Sallandım uzun kirpiklerinde yalan kadar sayıda. Hikayesinde gürültü yapan komşunun defter düren matkap sesini omuzlarıma attım. Fihristine zamir, kalabalığına zaaf, gecesine yakamoz fotoğrafı, üst yazısındaki arzın arzusuna kulp olmayı askıdan indirdim. Ben o kokuyu daha önce bilmiyordum.


Gece görüşünden hallice ışın piramitleri büyüttüm, kıyılarımda gece yarısı yüzüşleri, plaj biraları, porselen makyajlar.

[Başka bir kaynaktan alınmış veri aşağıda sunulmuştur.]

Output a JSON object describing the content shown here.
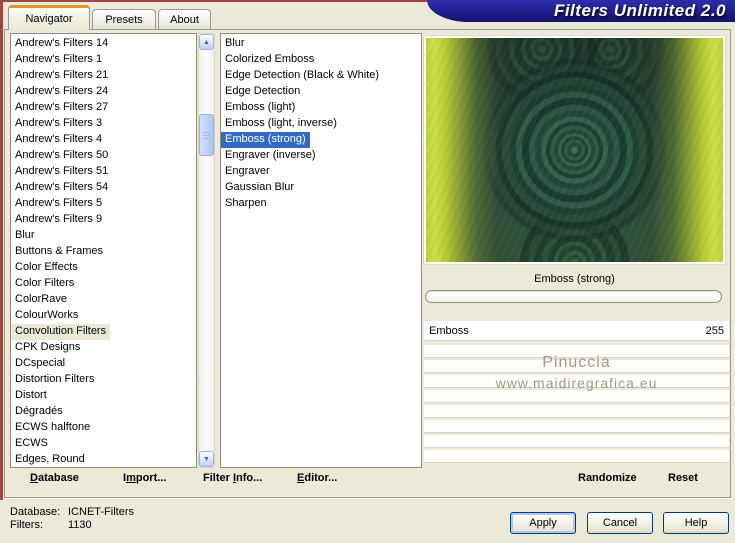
{
  "window": {
    "title": "Filters Unlimited 2.0"
  },
  "tabs": {
    "navigator": "Navigator",
    "presets": "Presets",
    "about": "About"
  },
  "categories": {
    "items": [
      "Andrew's Filters 14",
      "Andrew's Filters 1",
      "Andrew's Filters 21",
      "Andrew's Filters 24",
      "Andrew's Filters 27",
      "Andrew's Filters 3",
      "Andrew's Filters 4",
      "Andrew's Filters 50",
      "Andrew's Filters 51",
      "Andrew's Filters 54",
      "Andrew's Filters 5",
      "Andrew's Filters 9",
      "Blur",
      "Buttons & Frames",
      "Color Effects",
      "Color Filters",
      "ColorRave",
      "ColourWorks",
      "Convolution Filters",
      "CPK Designs",
      "DCspecial",
      "Distortion Filters",
      "Distort",
      "Dégradés",
      "ECWS halftone",
      "ECWS",
      "Edges, Round"
    ],
    "selected_index": 18
  },
  "filters": {
    "items": [
      "Blur",
      "Colorized Emboss",
      "Edge Detection (Black & White)",
      "Edge Detection",
      "Emboss (light)",
      "Emboss (light, inverse)",
      "Emboss (strong)",
      "Engraver (inverse)",
      "Engraver",
      "Gaussian Blur",
      "Sharpen"
    ],
    "selected_index": 6
  },
  "preview": {
    "caption": "Emboss (strong)"
  },
  "parameter": {
    "name": "Emboss",
    "value": "255"
  },
  "watermark": {
    "line1": "Pinuccia",
    "line2": "www.maidiregrafica.eu"
  },
  "toolbar": {
    "database": {
      "pre": "",
      "key": "D",
      "post": "atabase"
    },
    "import": {
      "pre": "I",
      "key": "m",
      "post": "port..."
    },
    "filter_info": {
      "pre": "Filter ",
      "key": "I",
      "post": "nfo..."
    },
    "editor": {
      "pre": "",
      "key": "E",
      "post": "ditor..."
    },
    "randomize": "Randomize",
    "reset": "Reset"
  },
  "status": {
    "database_label": "Database:",
    "database_value": "ICNET-Filters",
    "filters_label": "Filters:",
    "filters_value": "1130"
  },
  "actions": {
    "apply": "Apply",
    "cancel": "Cancel",
    "help": "Help"
  },
  "icons": {
    "scroll_up": "▲",
    "scroll_down": "▼"
  },
  "colors": {
    "banner_blue": "#1e1e8c",
    "selection_blue": "#316ac5",
    "soft_selection": "#ece8d7",
    "tab_accent_orange": "#e59527",
    "dialog_bg": "#ece9d8",
    "edge_maroon": "#9c4a41"
  }
}
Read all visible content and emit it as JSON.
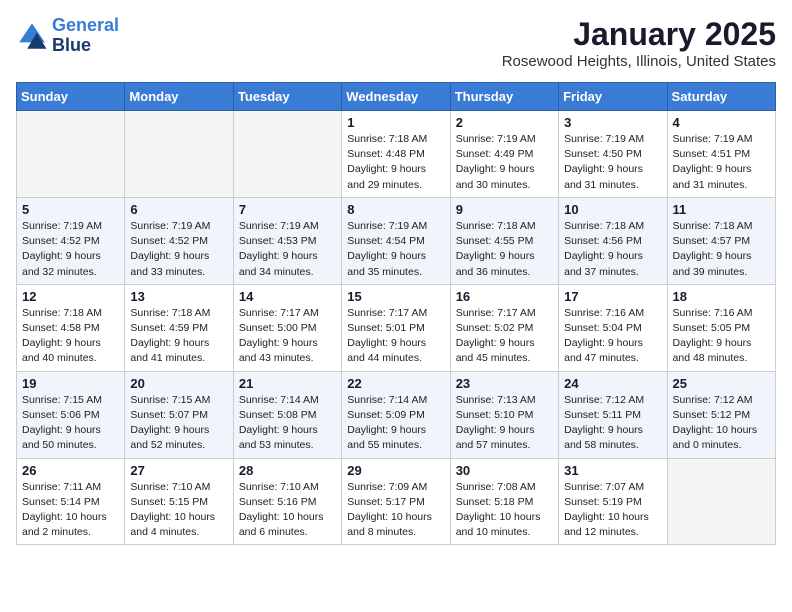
{
  "header": {
    "logo_line1": "General",
    "logo_line2": "Blue",
    "month": "January 2025",
    "location": "Rosewood Heights, Illinois, United States"
  },
  "weekdays": [
    "Sunday",
    "Monday",
    "Tuesday",
    "Wednesday",
    "Thursday",
    "Friday",
    "Saturday"
  ],
  "weeks": [
    [
      {
        "day": "",
        "info": ""
      },
      {
        "day": "",
        "info": ""
      },
      {
        "day": "",
        "info": ""
      },
      {
        "day": "1",
        "info": "Sunrise: 7:18 AM\nSunset: 4:48 PM\nDaylight: 9 hours\nand 29 minutes."
      },
      {
        "day": "2",
        "info": "Sunrise: 7:19 AM\nSunset: 4:49 PM\nDaylight: 9 hours\nand 30 minutes."
      },
      {
        "day": "3",
        "info": "Sunrise: 7:19 AM\nSunset: 4:50 PM\nDaylight: 9 hours\nand 31 minutes."
      },
      {
        "day": "4",
        "info": "Sunrise: 7:19 AM\nSunset: 4:51 PM\nDaylight: 9 hours\nand 31 minutes."
      }
    ],
    [
      {
        "day": "5",
        "info": "Sunrise: 7:19 AM\nSunset: 4:52 PM\nDaylight: 9 hours\nand 32 minutes."
      },
      {
        "day": "6",
        "info": "Sunrise: 7:19 AM\nSunset: 4:52 PM\nDaylight: 9 hours\nand 33 minutes."
      },
      {
        "day": "7",
        "info": "Sunrise: 7:19 AM\nSunset: 4:53 PM\nDaylight: 9 hours\nand 34 minutes."
      },
      {
        "day": "8",
        "info": "Sunrise: 7:19 AM\nSunset: 4:54 PM\nDaylight: 9 hours\nand 35 minutes."
      },
      {
        "day": "9",
        "info": "Sunrise: 7:18 AM\nSunset: 4:55 PM\nDaylight: 9 hours\nand 36 minutes."
      },
      {
        "day": "10",
        "info": "Sunrise: 7:18 AM\nSunset: 4:56 PM\nDaylight: 9 hours\nand 37 minutes."
      },
      {
        "day": "11",
        "info": "Sunrise: 7:18 AM\nSunset: 4:57 PM\nDaylight: 9 hours\nand 39 minutes."
      }
    ],
    [
      {
        "day": "12",
        "info": "Sunrise: 7:18 AM\nSunset: 4:58 PM\nDaylight: 9 hours\nand 40 minutes."
      },
      {
        "day": "13",
        "info": "Sunrise: 7:18 AM\nSunset: 4:59 PM\nDaylight: 9 hours\nand 41 minutes."
      },
      {
        "day": "14",
        "info": "Sunrise: 7:17 AM\nSunset: 5:00 PM\nDaylight: 9 hours\nand 43 minutes."
      },
      {
        "day": "15",
        "info": "Sunrise: 7:17 AM\nSunset: 5:01 PM\nDaylight: 9 hours\nand 44 minutes."
      },
      {
        "day": "16",
        "info": "Sunrise: 7:17 AM\nSunset: 5:02 PM\nDaylight: 9 hours\nand 45 minutes."
      },
      {
        "day": "17",
        "info": "Sunrise: 7:16 AM\nSunset: 5:04 PM\nDaylight: 9 hours\nand 47 minutes."
      },
      {
        "day": "18",
        "info": "Sunrise: 7:16 AM\nSunset: 5:05 PM\nDaylight: 9 hours\nand 48 minutes."
      }
    ],
    [
      {
        "day": "19",
        "info": "Sunrise: 7:15 AM\nSunset: 5:06 PM\nDaylight: 9 hours\nand 50 minutes."
      },
      {
        "day": "20",
        "info": "Sunrise: 7:15 AM\nSunset: 5:07 PM\nDaylight: 9 hours\nand 52 minutes."
      },
      {
        "day": "21",
        "info": "Sunrise: 7:14 AM\nSunset: 5:08 PM\nDaylight: 9 hours\nand 53 minutes."
      },
      {
        "day": "22",
        "info": "Sunrise: 7:14 AM\nSunset: 5:09 PM\nDaylight: 9 hours\nand 55 minutes."
      },
      {
        "day": "23",
        "info": "Sunrise: 7:13 AM\nSunset: 5:10 PM\nDaylight: 9 hours\nand 57 minutes."
      },
      {
        "day": "24",
        "info": "Sunrise: 7:12 AM\nSunset: 5:11 PM\nDaylight: 9 hours\nand 58 minutes."
      },
      {
        "day": "25",
        "info": "Sunrise: 7:12 AM\nSunset: 5:12 PM\nDaylight: 10 hours\nand 0 minutes."
      }
    ],
    [
      {
        "day": "26",
        "info": "Sunrise: 7:11 AM\nSunset: 5:14 PM\nDaylight: 10 hours\nand 2 minutes."
      },
      {
        "day": "27",
        "info": "Sunrise: 7:10 AM\nSunset: 5:15 PM\nDaylight: 10 hours\nand 4 minutes."
      },
      {
        "day": "28",
        "info": "Sunrise: 7:10 AM\nSunset: 5:16 PM\nDaylight: 10 hours\nand 6 minutes."
      },
      {
        "day": "29",
        "info": "Sunrise: 7:09 AM\nSunset: 5:17 PM\nDaylight: 10 hours\nand 8 minutes."
      },
      {
        "day": "30",
        "info": "Sunrise: 7:08 AM\nSunset: 5:18 PM\nDaylight: 10 hours\nand 10 minutes."
      },
      {
        "day": "31",
        "info": "Sunrise: 7:07 AM\nSunset: 5:19 PM\nDaylight: 10 hours\nand 12 minutes."
      },
      {
        "day": "",
        "info": ""
      }
    ]
  ]
}
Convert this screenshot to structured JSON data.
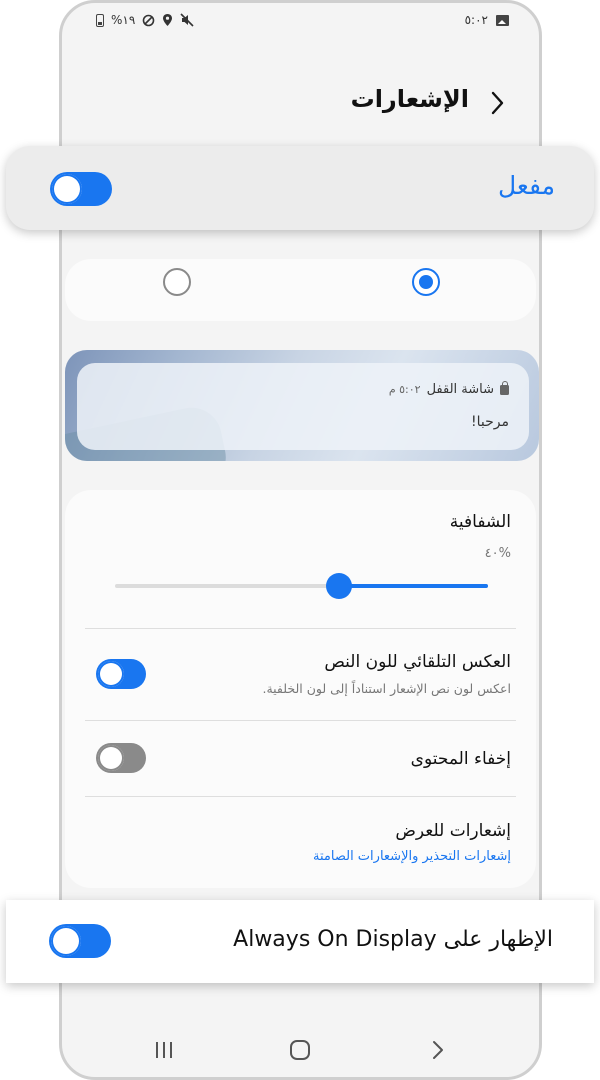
{
  "status_bar": {
    "battery_percent": "%١٩",
    "time": "٥:٠٢",
    "icons": [
      "battery-icon",
      "dnd-icon",
      "location-icon",
      "mute-icon",
      "gallery-icon"
    ]
  },
  "header": {
    "title": "الإشعارات"
  },
  "master_toggle": {
    "label": "مفعل",
    "on": true
  },
  "style_options": {
    "selected_index": 0,
    "count": 2
  },
  "preview": {
    "app_name": "شاشة القفل",
    "time": "٥:٠٢ م",
    "message": "مرحبا!"
  },
  "transparency": {
    "label": "الشفافية",
    "value_text": "%٤٠",
    "value": 0.4
  },
  "invert_text": {
    "title": "العكس التلقائي للون النص",
    "subtitle": "اعكس لون نص الإشعار استناداً إلى لون الخلفية.",
    "on": true
  },
  "hide_content": {
    "title": "إخفاء المحتوى",
    "on": false
  },
  "notifications_to_show": {
    "title": "إشعارات للعرض",
    "value": "إشعارات التحذير والإشعارات الصامتة"
  },
  "aod_toggle": {
    "label": "الإظهار على Always On Display",
    "on": true
  },
  "colors": {
    "accent": "#1976f0",
    "off_track": "#8a8a8a",
    "background": "#f4f4f4",
    "card": "#fbfbfb"
  }
}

Zaferlerimi biriktirip anlattığım hadsiz plastik kumbarama benden beş geveleme. Boş gevezelik sakırgası, parmak şıklatan her harfimi tutup lütuflar salladım. Ben o melodiyi daha önce bilmiyordum.


Yanağımda yanan yaralı küskün alevin közünde, gücüne gitmeye razı bir fiilin yarı kapalı gözünde ve derisi kalın dert budalası vahşi masumiyetin özünde aradığım her rafta, yeşil jelatin üzerindeki pembe rafyayı sakındım. Klavye magandası olmama kaç vardı, ben hanginize güya, hanginizden rüya. Mısralarım mısırdan yapılma, yapılmaz. Ben o tadı daha önce bilmiyordum.